El lavarropas no funciona y aparece un amigo de la hija mayor, unos veintipico de años menor que Marcela, llamado Nacho (Esteban Bigliardi). Éste sí se preocupa por ella. Y la reenvía a una despreocupación adolescente, bien lejos de la responsabilidad materna. El viaje de Marcela junto a Nacho terminará siendo tan largo que terminará bailando un valsecito peruano con un brasileño seductor en musculosa, en una casucha en refacción al borde del río. Y viendo fantasmas: los de unas tías, el de su madre, el de la loca de la familia, que recibía a un amante y que tal vez sea una pariente directa. Hay un mérito mayúsculo de Alché en el modo de representación y es la ausencia de dogma. En principio, la clave de representación es estrictamente realista. Realismo de departamentito chico, como de teatro argentino de los 50, con habitaciones ídem (la hija mayor se va de la casa, de hecho, porque no quiere seguir en la misma habitación que su hermano), con la cocina como centro neurálgico, todo el mundo apretándose y las cuestiones cruzándose. En un momento, Marcela, como prestidigitadora de la atención, habla con sus hijos de una fuente para tortas de la tía muerta, de que el novio acaba de dejar a la hija del medio, de que la mayor se quiere mudar y de lo grande que está... Y todo con una sonrisa de madre encantada.

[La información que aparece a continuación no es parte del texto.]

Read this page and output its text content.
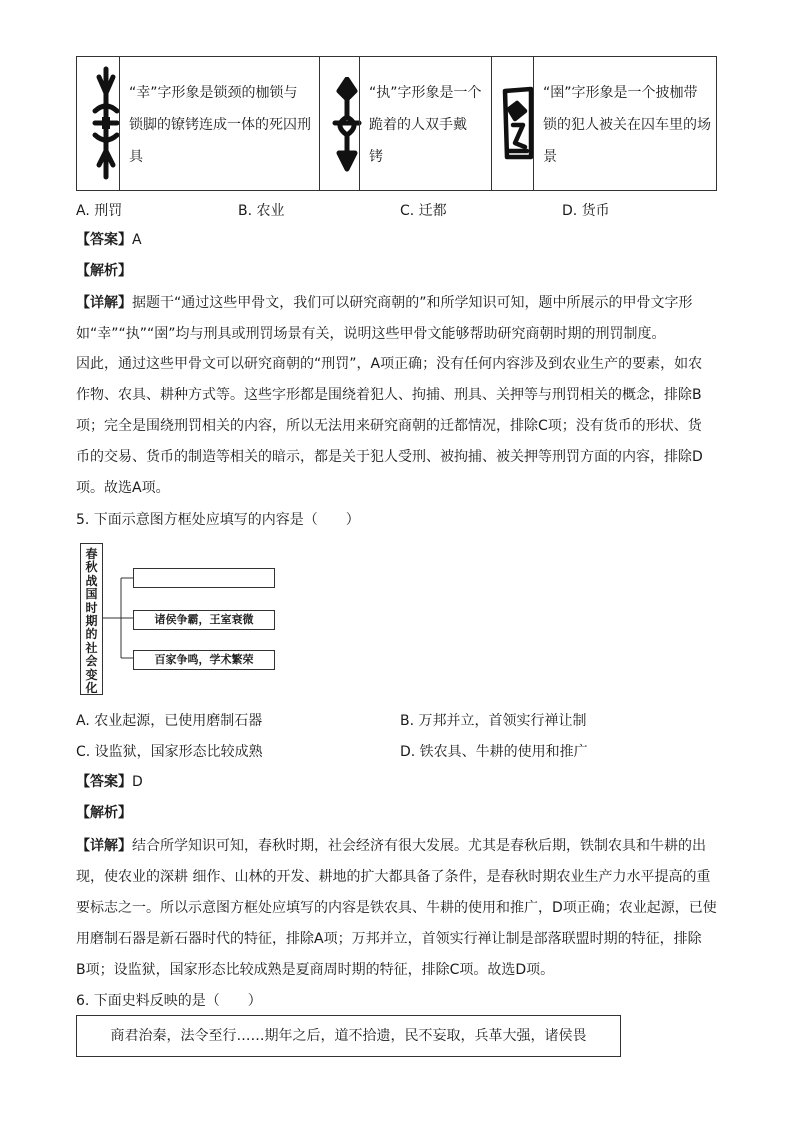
“幸”字形象是锁颈的枷锁与
锁脚的镣铐连成一体的死囚刑
具
“执”字形象是一个
跪着的人双手戴
铐
“圉”字形象是一个披枷带
锁的犯人被关在囚车里的场
景
A. 刑罚	B. 农业	C. 迁都	D. 货币
【答案】A
【解析】
【详解】据题干“通过这些甲骨文，我们可以研究商朝的”和所学知识可知，题中所展示的甲骨文字形
如“幸”“执”“圉”均与刑具或刑罚场景有关，说明这些甲骨文能够帮助研究商朝时期的刑罚制度。
因此，通过这些甲骨文可以研究商朝的“刑罚”，A项正确；没有任何内容涉及到农业生产的要素，如农
作物、农具、耕种方式等。这些字形都是围绕着犯人、拘捕、刑具、关押等与刑罚相关的概念，排除B
项；完全是围绕刑罚相关的内容，所以无法用来研究商朝的迁都情况，排除C项；没有货币的形状、货
币的交易、货币的制造等相关的暗示，都是关于犯人受刑、被拘捕、被关押等刑罚方面的内容，排除D
项。故选A项。
5. 下面示意图方框处应填写的内容是（　　）
春秋战国时期的社会变化
诸侯争霸，王室衰微
百家争鸣，学术繁荣
A. 农业起源，已使用磨制石器	B. 万邦并立，首领实行禅让制
C. 设监狱，国家形态比较成熟	D. 铁农具、牛耕的使用和推广
【答案】D
【解析】
【详解】结合所学知识可知，春秋时期，社会经济有很大发展。尤其是春秋后期，铁制农具和牛耕的出
现，使农业的深耕 细作、山林的开发、耕地的扩大都具备了条件，是春秋时期农业生产力水平提高的重
要标志之一。所以示意图方框处应填写的内容是铁农具、牛耕的使用和推广，D项正确；农业起源，已使
用磨制石器是新石器时代的特征，排除A项；万邦并立，首领实行禅让制是部落联盟时期的特征，排除
B项；设监狱，国家形态比较成熟是夏商周时期的特征，排除C项。故选D项。
6. 下面史料反映的是（　　）
商君治秦，法令至行……期年之后，道不拾遗，民不妄取，兵革大强，诸侯畏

Porque ese es otro dogma que Familia sumergida –presentada en el Festival de Locarno, ganadora de la sección Horizontes Latinos de San Sebastián– no predica: el de que la familia es un infierno. Ni tampoco que a los maridos todo les importa un pito, y que son abandónicos, y que no tienen en cuenta a sus mujeres. Es verdad que Jorge no está en casi toda la película, pero aparentemente tiene motivos válidos para su ausencia, ya que Marcela no se lo reprocha, y a su regreso lo recibe con todo cariño. Es verdad también que a su hijo de unos 15 o 16 años le trae de regalo un juego para chicos de 11... pero no se viene el mundo abajo por ello. Fuertemente impresa por el propio actor, la imagen que se desprende de Jorge es la de un padre bonachón y distraído, bancador y tal vez no muy exitoso económicamente.
Donde hay más gato encerrado, y de allí que Marcela empiece a toparse con esqueletos en el armario, es en su familia paterna, y es ahí donde Alché barre con el realismo y acoge un registro de lo imaginario o torcido por la memoria, que es en verdad una suerte de realismo rarificado. Un realismo velado. O que surge de entre los velos: véase el rol que desempeñan los cortinados en todas estas escenas y el modo en que comunican, en términos visuales y de sentido, con el plano inicial de la película y con el momento en que, sobre el final, Marcela une todos los pedacitos de su vida. Para ese rol, el de Marcela, se requería justamente una actriz capaz de unir todos los pedacitos. El duelo y la renacida curiosidad sexual, la introspección y la epifanía, el temor y la protección, el cuidado del otro y el descubrimiento de la risa, el estómago revuelto y el juego adolescente. En su año cinematográfico definitivo (recordar sus papeles en El amor menos pensado y El ángel), Mercedes Morán entrega, en un verdadero tour de force secreto, el que posiblemente sea “el” papel de su vida cinematográfica. El más complejo, el más diverso, el más lejano a su zona de confort.